Mekanisme Pertahanan Ego
Menurut Stuart dan Laria ( 2001), yang diikuti dari damaiyanti 2012,
mekanisme koping yang dipaka pada klien marah untuk melindungi diri
antara lain :
– Sublimasi, yaitu menerima suatu sasaran pengganti yang mulai
artinya di mata masyarakat untuk suatu dorongan yang mengalami
hambatan penyaluranya secara normal.
– Proyeksi, menyalahkan orang lain mengenai kesukaranya atau
keinginan yang tidak baik.
– Represi, yaitu mencegah pikiran yang menyakitkan atau
membahayakan masuk ke dalam alam sadar.
– Reaksi Formasi , yaitu mencegah keinginan yang berbahaya bila
diekspresikan dengan melebihlebihkan sikap dan perilaku yang
berlawanan dan menggunakanya sebagai rintangan.

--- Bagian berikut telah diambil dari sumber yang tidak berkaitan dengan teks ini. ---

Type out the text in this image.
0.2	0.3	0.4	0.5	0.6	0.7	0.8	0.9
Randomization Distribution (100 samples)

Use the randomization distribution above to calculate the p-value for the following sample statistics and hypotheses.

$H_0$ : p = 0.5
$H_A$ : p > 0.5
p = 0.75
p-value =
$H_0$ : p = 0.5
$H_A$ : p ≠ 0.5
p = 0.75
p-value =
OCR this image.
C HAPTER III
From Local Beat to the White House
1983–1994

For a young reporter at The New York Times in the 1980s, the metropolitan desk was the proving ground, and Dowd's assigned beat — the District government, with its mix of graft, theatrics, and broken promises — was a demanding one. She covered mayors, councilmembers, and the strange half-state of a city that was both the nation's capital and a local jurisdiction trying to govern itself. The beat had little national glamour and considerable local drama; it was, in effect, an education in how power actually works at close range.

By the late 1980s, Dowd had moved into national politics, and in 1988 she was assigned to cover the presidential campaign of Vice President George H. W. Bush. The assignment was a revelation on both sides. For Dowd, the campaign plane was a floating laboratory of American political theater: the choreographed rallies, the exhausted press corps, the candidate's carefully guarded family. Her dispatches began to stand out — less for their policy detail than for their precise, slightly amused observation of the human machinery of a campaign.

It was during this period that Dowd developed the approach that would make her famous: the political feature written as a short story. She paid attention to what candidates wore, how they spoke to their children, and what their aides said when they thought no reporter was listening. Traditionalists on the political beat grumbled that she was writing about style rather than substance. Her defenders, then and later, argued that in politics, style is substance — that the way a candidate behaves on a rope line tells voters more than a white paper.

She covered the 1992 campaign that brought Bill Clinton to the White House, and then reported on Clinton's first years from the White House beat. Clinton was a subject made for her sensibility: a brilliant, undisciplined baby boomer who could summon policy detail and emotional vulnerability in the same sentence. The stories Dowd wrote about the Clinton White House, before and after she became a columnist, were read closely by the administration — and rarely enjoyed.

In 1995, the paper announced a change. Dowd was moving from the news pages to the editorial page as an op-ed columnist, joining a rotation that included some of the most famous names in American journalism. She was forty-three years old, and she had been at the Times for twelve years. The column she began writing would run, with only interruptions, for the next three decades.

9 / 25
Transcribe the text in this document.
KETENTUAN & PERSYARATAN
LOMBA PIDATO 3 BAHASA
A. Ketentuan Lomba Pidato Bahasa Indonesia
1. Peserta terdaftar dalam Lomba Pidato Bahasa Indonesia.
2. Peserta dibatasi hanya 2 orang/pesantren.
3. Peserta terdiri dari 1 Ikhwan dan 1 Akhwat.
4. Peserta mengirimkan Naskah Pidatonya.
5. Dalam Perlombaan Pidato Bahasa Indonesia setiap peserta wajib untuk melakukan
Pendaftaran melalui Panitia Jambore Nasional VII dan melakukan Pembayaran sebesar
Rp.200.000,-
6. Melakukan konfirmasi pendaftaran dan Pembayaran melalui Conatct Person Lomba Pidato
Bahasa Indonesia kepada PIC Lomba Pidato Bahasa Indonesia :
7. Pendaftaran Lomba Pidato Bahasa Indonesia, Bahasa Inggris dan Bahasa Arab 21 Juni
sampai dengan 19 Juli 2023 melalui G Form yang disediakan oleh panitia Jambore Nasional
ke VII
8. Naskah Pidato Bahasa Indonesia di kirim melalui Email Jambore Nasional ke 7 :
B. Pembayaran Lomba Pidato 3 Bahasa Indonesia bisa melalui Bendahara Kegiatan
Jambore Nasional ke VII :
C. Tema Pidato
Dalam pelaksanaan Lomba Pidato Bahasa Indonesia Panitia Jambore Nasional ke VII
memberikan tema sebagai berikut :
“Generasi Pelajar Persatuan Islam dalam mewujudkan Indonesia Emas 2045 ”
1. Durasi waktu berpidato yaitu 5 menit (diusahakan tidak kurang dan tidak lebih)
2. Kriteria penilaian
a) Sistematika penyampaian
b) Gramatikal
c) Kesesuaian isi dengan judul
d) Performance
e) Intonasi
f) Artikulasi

– Displacment, yaitu melepaskan perasaan yang tertekan biasanya
bermusuhan, pada objek yang begitu berbahaya seperti yang pada
mulanya yang membangkitkan emosi itu.
Askep Resiko Perilaku Kekerasan
Pengkajian
Pengkajian keperawatan pada pasien gangguan jiwa dilakukan dengan cara wawancara dan observasi pada pasien dan keluarga.
Tanda dan gejala pasien dengan resio perilaku kekerasan dapat ditemukan pada wawancara melalui pertanyaan sebagai berikut :
• Coba ceritakan ada kejadian apa atau apa yang menyebabkan Anda marah ?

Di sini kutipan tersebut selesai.